The black gay man who was brutally beaten by a mob in 2013 in Williamsburg linked Mayer Herskovic, whose DNA was found on the victim’s sneaker, to the crime by testifying that the man who punched and kicked him in the face and gouged his eye later pulled off his sneaker and tossed it onto a nearby roof.
“The same man punched me in the face, shoved his thumb in my eye, and kicked me in the face,” Taj Patterson said in Brooklyn Supreme Court when cross-examined by Israel Fried, Herskovic’s attorney, on August 31.
Earlier that day when questioned by Tim Gough, the assistant district attorney who is prosecuting the case against Herskovic, Patterson said, “I recall the same man took my sneaker off and chucked it. He lifted my leg and he threw it.”
Neither Patterson nor any other witness has identified Herskovic as one of the attackers, and the victim also failed to identify him in an earlier photo line-up. Patterson was also sketchy in places about who was involved in the attack and exactly how it progressed. But his recounting was supported by several videos that were played in court.
Patterson testified that he was dropped off early in the morning in Williamsburg following a party on December 1, 2103. He had four drinks over four hours at the party. His home is about a 15-minute walk from where the attack happened on Flushing Avenue. As he was walking, he stepped into the street to avoid garbage on the sidewalk. One video showed him walking in the street.
Patterson said that he heard someone yelling “something negative” and he began to run. He was pursued by three men, he said. Several videos show Patterson being chased by three men, one of whom appears to be dressed in the uniform of a community patrol organized by the Satmar Hasidic Jewish community in the Brooklyn neighborhood.
Other videos show that perhaps a half-dozen vehicles, including one minivan with flashing lights, joined the pursuit. Flushing Avenue is a two-lane street and some of the cars can be seen speeding by other cars and even veering into the lane for traffic moving in the opposite direction as they chase Patterson.
In the videos, Patterson can be seen twice trying to halt cars on the avenue as he sought protection from the mob. The 25-year-old stopped near the intersection of Flushing Avenue and Spencer Street when he saw a large group of men in front of him.
“I recall there were 20 people coming for me,” Patterson said. “Every car I stopped wasn’t helping me so I gave up.”

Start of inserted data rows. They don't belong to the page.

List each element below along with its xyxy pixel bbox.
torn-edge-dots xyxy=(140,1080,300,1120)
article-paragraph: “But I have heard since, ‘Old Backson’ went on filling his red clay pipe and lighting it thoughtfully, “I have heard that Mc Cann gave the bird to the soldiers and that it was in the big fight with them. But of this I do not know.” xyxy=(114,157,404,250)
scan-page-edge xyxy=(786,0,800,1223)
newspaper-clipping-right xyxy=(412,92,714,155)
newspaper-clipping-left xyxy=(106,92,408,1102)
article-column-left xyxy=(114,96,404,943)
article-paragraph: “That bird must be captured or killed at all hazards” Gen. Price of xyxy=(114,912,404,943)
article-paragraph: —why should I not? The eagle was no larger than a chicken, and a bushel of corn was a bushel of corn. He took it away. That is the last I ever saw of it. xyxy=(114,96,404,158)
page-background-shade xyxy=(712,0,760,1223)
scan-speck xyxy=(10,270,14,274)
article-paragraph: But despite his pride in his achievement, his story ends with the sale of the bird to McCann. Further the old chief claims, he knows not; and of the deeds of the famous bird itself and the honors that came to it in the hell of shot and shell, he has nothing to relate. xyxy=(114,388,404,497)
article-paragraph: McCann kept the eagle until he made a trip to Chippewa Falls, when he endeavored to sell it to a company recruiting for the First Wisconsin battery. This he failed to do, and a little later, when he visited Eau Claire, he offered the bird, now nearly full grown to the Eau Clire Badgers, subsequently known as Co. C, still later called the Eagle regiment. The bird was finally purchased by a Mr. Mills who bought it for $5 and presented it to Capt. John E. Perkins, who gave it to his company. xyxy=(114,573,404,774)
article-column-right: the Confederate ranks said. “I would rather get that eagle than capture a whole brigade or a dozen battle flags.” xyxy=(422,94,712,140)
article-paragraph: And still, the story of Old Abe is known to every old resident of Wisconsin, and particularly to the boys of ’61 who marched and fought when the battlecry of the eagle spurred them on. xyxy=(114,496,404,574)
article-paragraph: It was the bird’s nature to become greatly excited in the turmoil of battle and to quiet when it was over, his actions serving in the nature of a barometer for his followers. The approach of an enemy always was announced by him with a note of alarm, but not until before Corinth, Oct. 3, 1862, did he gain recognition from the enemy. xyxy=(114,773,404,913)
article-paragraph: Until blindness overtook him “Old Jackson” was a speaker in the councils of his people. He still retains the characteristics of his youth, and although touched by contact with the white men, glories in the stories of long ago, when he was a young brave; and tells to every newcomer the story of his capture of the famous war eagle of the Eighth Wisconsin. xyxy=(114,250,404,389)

Patterson said he was pressed against a fence with a man holding each of his arms while three men stood in front of him and the rest of the mob stood in a circle around them blocking his view of the street. The man in the middle of the three, who Patterson called the “ringleader,” began to beat him. That man punched him in the face, jabbed his thumb into Patterson’s eye, and then kicked him in the face after Patterson was knocked to the ground, he testified. As he lay on the ground being kicked, his sneaker was pulled off and tossed on to the roof of 475 Flushing Avenue.
“When I was kicked in the face, I was told to ‘Stay down you fucking faggot,’” Patterson said. He suffered a broken eye socket, bruises, abrasions, and was left blind in one eye.
On August 30, Evelyn Keys, a city bus driver, testified that her bus was halted on Flushing Avenue by cars blocking the way. She saw “a group of Hasidic Jews” standing in a circle on the sidewalk, but her view into the circle was blocked by the men. She saw one of them toss something on to the roof of an adjacent building. A criminalist from the city medical examiner’s office testified that day that Herskovic’s DNA was found on a sneaker that police recovered from the roof. Patterson identified the sneaker as his when he testified.
Two other men pleaded guilty to unlawful imprisonment in the attack. Charges against another two were dropped. Herskovic refused a deal, and his trial began on August 29. He faces multiple counts of unlawful imprisonment, assault, gang assault, and menacing.
Judge Danny Chun is presiding over the non-jury trial.
Patterson’s memory may be an issue. He testified that he could not remember what was said before the start of the pursuit, but that the tone was “negative.”
Chun asked, “You can’t remember anything?”
The community patrol that is implicated in the attack on Patterson has received a half million dollars from the City Council since 2010, the Daily News reported on June 14. Patterson filed a federal civil rights lawsuit against the city in June. Also named in the lawsuit are three of the police officers who were involved in the initial investigation of the attack, the five men who were charged and a sixth man, the Williamsburg Safety Patrol, and the Shmira Volunteer Patrol. In the lawsuit, Patterson charged that the city and the police department have long privileged these patrols and the Satmar community they serve.